La publicité céleste

Quel mensonge se cache derrière la séduction ? La publicité utilise l’ADN judéo-chrétien consistant à relever sans cesse ce qui est bien ou mal, selon des critères gravés dans les marbres immémoriaux. Nos sept vivifiants péchés capitaux en témoignent : l’orgueil, l’avarice, l’envie, la colère, la luxure, la gourmandise, et la paresse.

La publicité part du principe que chaque homme ou femme est concerné et même souvent assujetti à ces tares enfouies au plus profond de l’humain primordial. Ces dept péchés capitaux seraient en fait les traits représentant le mieux l’homo-sapiens lambda et sur lequel il convient de s’appuyer pour que le message trouve une résonnance universelle.

Cette technique efficace a fait ses preuves en montrant qu’il était plus « productif » de partir des défauts des hommes plutôt que de leurs qualités. Car la publicité n’est qu’un puit de désirs enfin révélés dans l’inconscient fragile de chacun d’entre nous.

Nous savons pertinemment que nombre de pub sont sexistes, mais cela pose d’entrée le décor, donnant ainsi le diapason de ce qui sera compris ou ressenti par le plus grand nombre. Fort de cet habillage, l’annonceur pourra ensuite, presque tranquillement, dresser le panégyrique de son produit.

Cela rend-il bête pour autant ? Certainement pas. Simplement, qu’on le veuille ou non, nous partageons certains codes communs puisés dans le dogme religieux. Et la pub en fait son beurre avec un cynisme qui fait partie du métier.

La manipulation

La publicité adopte un positivisme aussi lisse que son décor. Elle offre du sourire pour caser une lessive. Elle est capable de vendre de la nourriture à quelqu’un qui n’a pas faim, c’est fort. Mais plus personne n’est dupe. Il y a une sorte d’entente tacite entre le spectateur et la pub, mais l’amorçage continue néanmoins de fonctionner.

Et conscient de la manipulation, le spectateur accepte, comme à son insu, de se laisser transfomer en consommateur. On dit chapeau aux publicitaires qui sont de véritables démiurges. Car ils connaissent si bien les recoins de l’âme humaine qu’ils sont capables de la tromper tout en douceur.  

Un marqueur des esprits

On a beaucoup reproché à la publicité de fabriquer des obèses, surtout chez les enfants, mais aussi de coloniser notre cerveau, d’inciter à la surconsommation, de gober le message des plus puissants, d’oublier la diversité, de fausser le rapport au réel, d’être sans cesse guidé dans des choix qui flattent plus notre égo que nos besoins, etc.

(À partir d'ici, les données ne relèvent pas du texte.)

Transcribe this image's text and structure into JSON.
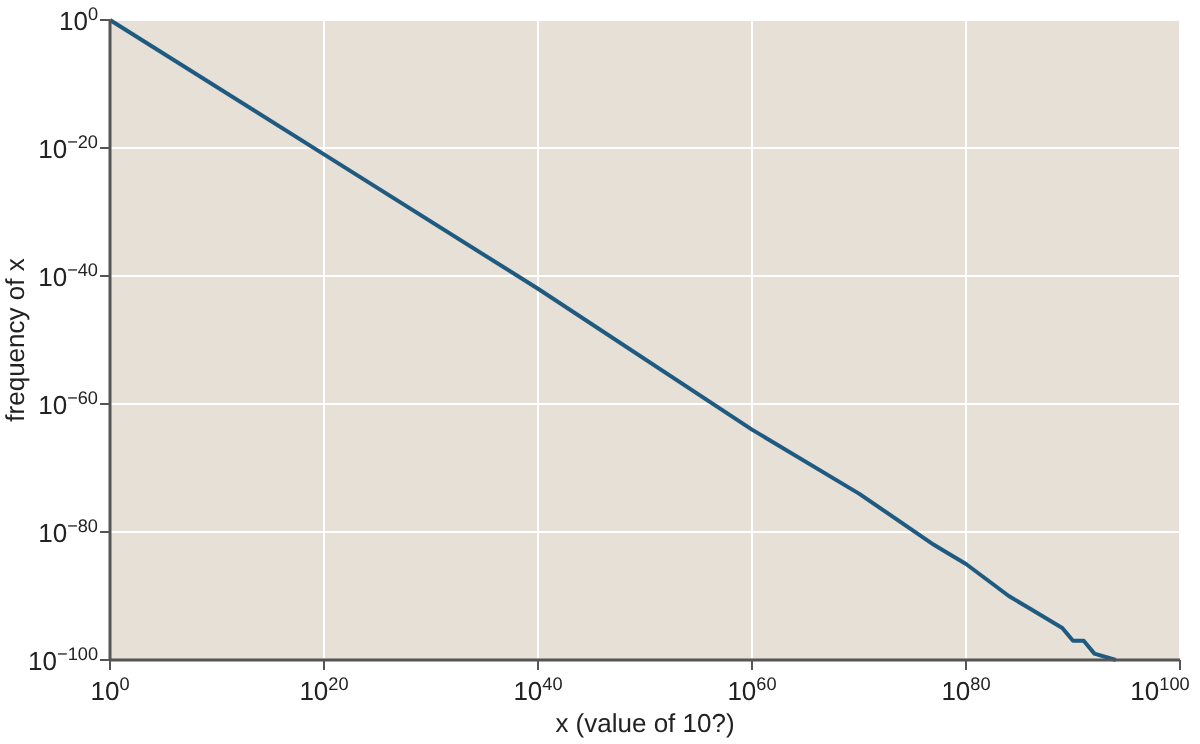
{
  "chart_data": {
    "type": "line",
    "xlabel": "x (value of 10?)",
    "ylabel": "frequency of x",
    "log": "xy",
    "grid": true,
    "xlim": [
      1,
      1e+100
    ],
    "ylim": [
      1e-100,
      1
    ],
    "xticks": [
      {
        "value": 1,
        "label": "10$^{0}$"
      },
      {
        "value": 1e+20,
        "label": "10$^{20}$"
      },
      {
        "value": 1e+40,
        "label": "10$^{40}$"
      },
      {
        "value": 1e+60,
        "label": "10$^{60}$"
      },
      {
        "value": 1e+80,
        "label": "10$^{80}$"
      },
      {
        "value": 1e+100,
        "label": "10$^{100}$"
      }
    ],
    "yticks": [
      {
        "value": 1e-100,
        "label": "10$^{−100}$"
      },
      {
        "value": 1e-80,
        "label": "10$^{−80}$"
      },
      {
        "value": 1e-60,
        "label": "10$^{−60}$"
      },
      {
        "value": 1e-40,
        "label": "10$^{−40}$"
      },
      {
        "value": 1e-20,
        "label": "10$^{−20}$"
      },
      {
        "value": 1,
        "label": "10$^{0}$"
      }
    ],
    "series": [
      {
        "color": "#1f5a80",
        "x": [
          1,
          1e+20,
          1e+40,
          1e+60,
          1e+70,
          1e+77,
          1e+78,
          1e+80,
          1e+84,
          1e+86,
          1e+89,
          1e+90,
          1e+91,
          1e+92,
          1e+94
        ],
        "values": [
          1,
          1e-21,
          1e-42,
          1e-64,
          1e-74,
          1e-82,
          1e-83,
          1e-85,
          1e-90,
          1e-92,
          1e-95,
          1e-97,
          1e-97,
          1e-99,
          1e-100
        ]
      }
    ]
  }
}
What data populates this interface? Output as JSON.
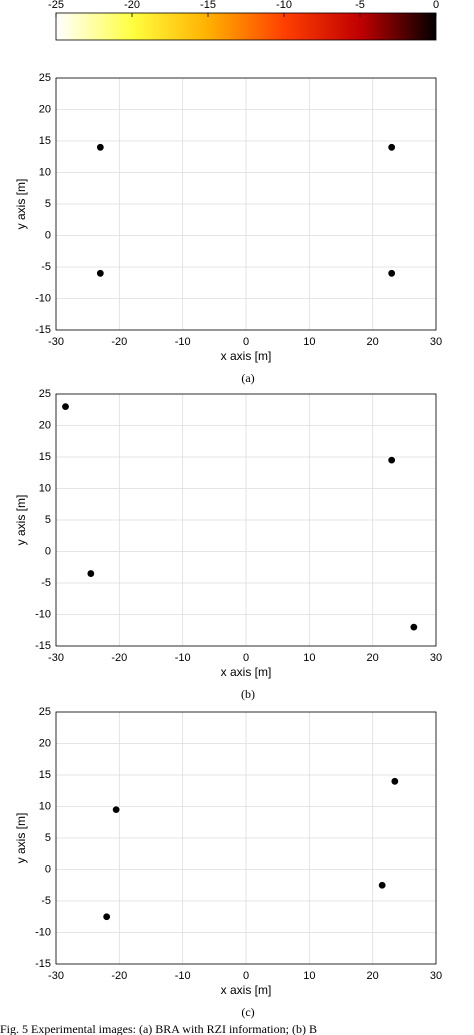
{
  "colorbar": {
    "lim": [
      -25,
      0
    ],
    "ticks": [
      -25,
      -20,
      -15,
      -10,
      -5,
      0
    ],
    "colors": [
      "#ffffff",
      "#ffff40",
      "#ffb000",
      "#ff4000",
      "#c00000",
      "#000000"
    ]
  },
  "chart_data": [
    {
      "type": "scatter",
      "subcaption": "(a)",
      "x_label": "x axis [m]",
      "y_label": "y axis [m]",
      "xlim": [
        -30,
        30
      ],
      "ylim": [
        -15,
        25
      ],
      "xticks": [
        -30,
        -20,
        -10,
        0,
        10,
        20,
        30
      ],
      "yticks": [
        -15,
        -10,
        -5,
        0,
        5,
        10,
        15,
        20,
        25
      ],
      "grid": true,
      "series": [
        {
          "color": "#000000",
          "x": [
            -23,
            23,
            -23,
            23
          ],
          "values": [
            14,
            14,
            -6,
            -6
          ]
        }
      ]
    },
    {
      "type": "scatter",
      "subcaption": "(b)",
      "x_label": "x axis [m]",
      "y_label": "y axis [m]",
      "xlim": [
        -30,
        30
      ],
      "ylim": [
        -15,
        25
      ],
      "xticks": [
        -30,
        -20,
        -10,
        0,
        10,
        20,
        30
      ],
      "yticks": [
        -15,
        -10,
        -5,
        0,
        5,
        10,
        15,
        20,
        25
      ],
      "grid": true,
      "series": [
        {
          "color": "#000000",
          "x": [
            -28.5,
            23,
            -24.5,
            26.5
          ],
          "values": [
            23,
            14.5,
            -3.5,
            -12
          ]
        }
      ]
    },
    {
      "type": "scatter",
      "subcaption": "(c)",
      "x_label": "x axis [m]",
      "y_label": "y axis [m]",
      "xlim": [
        -30,
        30
      ],
      "ylim": [
        -15,
        25
      ],
      "xticks": [
        -30,
        -20,
        -10,
        0,
        10,
        20,
        30
      ],
      "yticks": [
        -15,
        -10,
        -5,
        0,
        5,
        10,
        15,
        20,
        25
      ],
      "grid": true,
      "series": [
        {
          "color": "#000000",
          "x": [
            -20.5,
            23.5,
            -22,
            21.5
          ],
          "values": [
            9.5,
            14,
            -7.5,
            -2.5
          ]
        }
      ]
    }
  ],
  "caption": "Fig. 5 Experimental images: (a) BRA with RZI information; (b) B"
}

C’est ce qui fait toute la puissance de frappe de la publicité audiovisuelle. Même si elle nous dérange, nous apostrophe, nous contrarie, elle remplit néanmoins son office en termes de politique de communication, et c’est gagné pour l’annonceur.

Si la publicité utilise toujours les mêmes recettes qui marchent, elle n’oublie pas d’évoluer cependant, car le langage explicite, lui, doit coller aux mutations de la société.

On peut voir la publicité comme une dictature douce, mais il est toujours facile de voir des défauts partout. La publicité n’existerait pas sans nous. La publicité nous met en scène et nous sommes ses muses. Nous l’inspirons, elle veut nous séduire, nous lui cédons parfois, mais pas toujours. Cela peut devenir un jeu. Et le jeu de ne rend pas bête, au contraire, il créé des rebonds.

Le défi

Bien sûr, ce n’est plus un secret pour personne, la publicité à la télévision est suspendue à l’argent des annonceurs qui lui retire tout pouvoir d’indépendance. Mais cela n’affaiblit pas pour autant le marché de la publicité, dont la dépendance représente plutôt son fonds de commerce.

La publicité louvoie entre consommateur et annonceur. Elle trompe le premier pour servir les intérêts du second, tout le monde le sait. On ne changera pas la publicité. C’est elle qui aimerait bien nous transformer. Restons vigilants, car le jeu en vaut la chandelle.